Gupta also said the principal vice of the proposed amendment was that it would empower the MHA to repeal or extensively amend the Punjab Reorganisation Act relating to Chandigarh, something portentous for the region. “The slightest whisper of Parliament repealing or amending the Punjab Reorganisation Act would precipitate furious protest and debate in Parliament and on the streets. In case the proposed constitutional amendment succeeds, the same change can be brought by quiet bureaucratic law-making, far removed from the heat and din of Parliament,” he said.

He added that apart from the Punjab Reorganisation Act, the 1952 Capital of Punjab Act would also be directly impacted by such an amendment. Section 1(2) of the 1952 Act provides that “it extends to the city of Chandigarh, which shall comprise the area of the site of the capital of Punjab as notified by the government of Punjab before the 1st November 1966, and to such areas as may be notified by the central government from time to time”.

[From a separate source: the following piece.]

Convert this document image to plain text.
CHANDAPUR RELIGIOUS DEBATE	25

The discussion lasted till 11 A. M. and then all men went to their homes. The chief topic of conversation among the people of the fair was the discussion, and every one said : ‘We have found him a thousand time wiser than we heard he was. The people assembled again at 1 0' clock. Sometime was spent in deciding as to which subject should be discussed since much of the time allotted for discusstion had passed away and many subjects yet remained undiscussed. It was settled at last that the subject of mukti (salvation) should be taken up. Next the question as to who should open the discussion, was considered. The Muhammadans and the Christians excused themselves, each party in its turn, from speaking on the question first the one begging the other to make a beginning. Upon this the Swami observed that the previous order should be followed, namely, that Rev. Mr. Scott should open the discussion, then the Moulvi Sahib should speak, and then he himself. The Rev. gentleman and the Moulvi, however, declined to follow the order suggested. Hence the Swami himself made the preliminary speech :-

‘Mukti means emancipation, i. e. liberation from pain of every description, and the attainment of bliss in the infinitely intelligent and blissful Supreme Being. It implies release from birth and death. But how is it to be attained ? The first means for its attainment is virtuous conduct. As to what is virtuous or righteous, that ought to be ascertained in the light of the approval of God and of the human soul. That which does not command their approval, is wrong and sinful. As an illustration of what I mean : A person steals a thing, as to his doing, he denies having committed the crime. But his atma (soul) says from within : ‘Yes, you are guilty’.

“While the body of provisions of the 1952 Act largely relate to sale, lease/allotment and construction of buildings, etc, the historic significance of the Act lies in its title and Section 1(2),” said Gupta. “The fear that even this may be altered by the MHA in the guise of making regulations under Article 240 for Chandigarh is not without basis.”

According to the blog by Sidhu, Chandigarh is currently governed through a layered mechanism. “Parliament extends suitable Punjab laws to the Union Territory or enacts specific legislation for it. This is time-consuming and sometimes clumsy, but it does one crucial thing: it forces a measure of parliamentary debate. Punjab’s MPs can object, negotiate, demand amendments, or at least, put their protest on record. Once Chandigarh is written into Article 240, that modest but real leverage evaporates.”

“Law for the city will largely come by presidential regulation, drafted in North Block, notified in the Gazette, and implemented by a bureaucracy that does not answer to Chandigarh’s residents or Punjab’s legislature. Parliament will retain theoretical supremacy, but in day-to-day governance, it will be the President’s regulations—in effect, the Union Cabinet’s will that rules,” wrote Sidhu.